Apparently, some searches now make allowance for that degree of light obfuscation. To make things far harder for them, try the more extreme
Αⅼ𝚝𝚑о𝚞ɡ𝚑 𝚝𝚑е 𝚜𝚑ірᛌ𝚜 bоа𝚝𝚜 𝚑аⅾ о𝚛іɡі𝚗аⅼⅼу і𝚗𝚝е𝚗ⅾеⅾ 𝚝о 𝚝о𝚠 𝚝𝚑е о𝚟е𝚛ⅼоаⅾеⅾ а𝚗ⅾ ра𝚛𝚝іаⅼⅼу 𝚜𝚞b𝚖е𝚛ɡеⅾ 𝚛а𝚏𝚝
which remains thoroughly understandable to humans, but makes most machines give up in confusion.

There are now ways around this obfuscation. Apple’s Live Text does an excellent job of recognition on both those screenshots, but that extra mile of converting all your obfuscated text into images, then using text recognition on them isn’t something that many will try, and it imposes a significant computational burden on the eavesdropper or crawler.
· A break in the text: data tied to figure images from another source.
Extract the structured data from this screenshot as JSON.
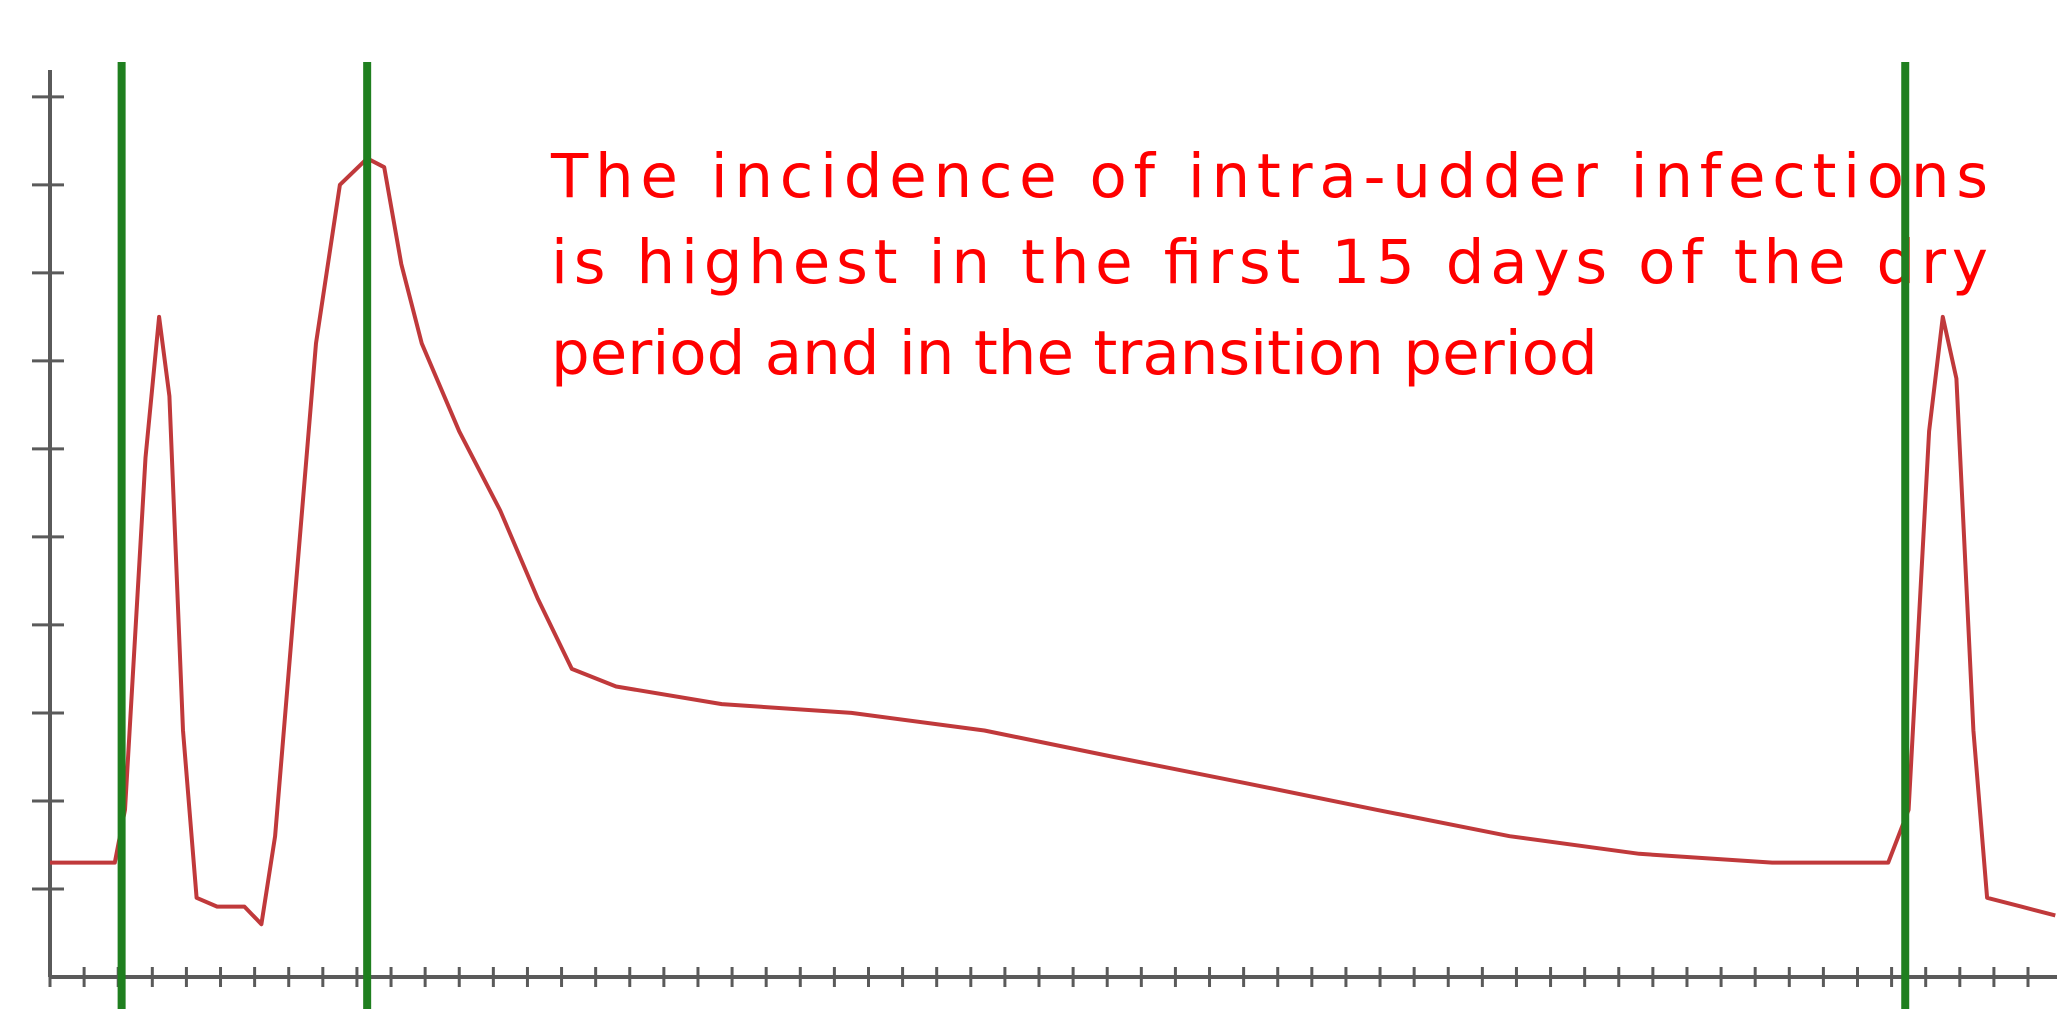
{
  "chart_data": {
    "type": "line",
    "annotation": [
      "The incidence of intra-udder infections",
      "is highest in the first 15 days of the dry",
      "period and in the transition period"
    ],
    "series": [
      {
        "color": "#c0393b",
        "x": [
          0,
          1.9,
          2.2,
          2.8,
          3.2,
          3.5,
          3.9,
          4.3,
          4.9,
          5.7,
          6.2,
          6.6,
          7.2,
          7.8,
          8.5,
          9.3,
          9.8,
          10.3,
          10.9,
          12.0,
          13.2,
          14.3,
          15.3,
          16.6,
          19.7,
          23.5,
          27.4,
          31.2,
          35.1,
          38.9,
          42.8,
          46.6,
          50.5,
          53.9,
          54.5,
          55.1,
          55.5,
          55.9,
          56.4,
          56.8,
          57.8,
          58.8
        ],
        "values": [
          1.3,
          1.3,
          1.9,
          5.9,
          7.5,
          6.6,
          2.8,
          0.9,
          0.8,
          0.8,
          0.6,
          1.6,
          4.4,
          7.2,
          9.0,
          9.3,
          9.2,
          8.1,
          7.2,
          6.2,
          5.3,
          4.3,
          3.5,
          3.3,
          3.1,
          3.0,
          2.8,
          2.5,
          2.2,
          1.9,
          1.6,
          1.4,
          1.3,
          1.3,
          1.9,
          6.2,
          7.5,
          6.8,
          2.8,
          0.9,
          0.8,
          0.7
        ]
      }
    ],
    "markers": {
      "color": "#1f7f1f",
      "x": [
        2.1,
        9.3,
        54.4
      ]
    },
    "xlim": [
      0,
      58.85
    ],
    "ylim": [
      0,
      11.1
    ],
    "xticks": [
      0,
      1,
      2,
      3,
      4,
      5,
      6,
      7,
      8,
      9,
      10,
      11,
      12,
      13,
      14,
      15,
      16,
      17,
      18,
      19,
      20,
      21,
      22,
      23,
      24,
      25,
      26,
      27,
      28,
      29,
      30,
      31,
      32,
      33,
      34,
      35,
      36,
      37,
      38,
      39,
      40,
      41,
      42,
      43,
      44,
      45,
      46,
      47,
      48,
      49,
      50,
      51,
      52,
      53,
      54,
      55,
      56,
      57,
      58
    ],
    "yticks": [
      1,
      2,
      3,
      4,
      5,
      6,
      7,
      8,
      9,
      10
    ]
  }
}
Obfuscation is of course no substitute for encryption: if the text contains secrets that you don’t want others to see at all, then you must encrypt it using a robust method. But for holding off those who are just going to use normal text searching, it should be effective.
Almost seven years ago, I wrote a little utility for obfuscating Latin text at the two levels shown above. Dystextia is fairly basic, but runs a treat in macOS from Sierra to Sonoma. You can also use it to obfuscate shorter sections of text. While Internet domains that include non-standard characters are converted into ‘Punycode’ that makes them difficult to spoof, the rest of the URL is left in its original Unicode, thus preserving any obfuscation.
Perhaps it’s time to see whether you can use Unicode’s code points to conceal other text in steganography.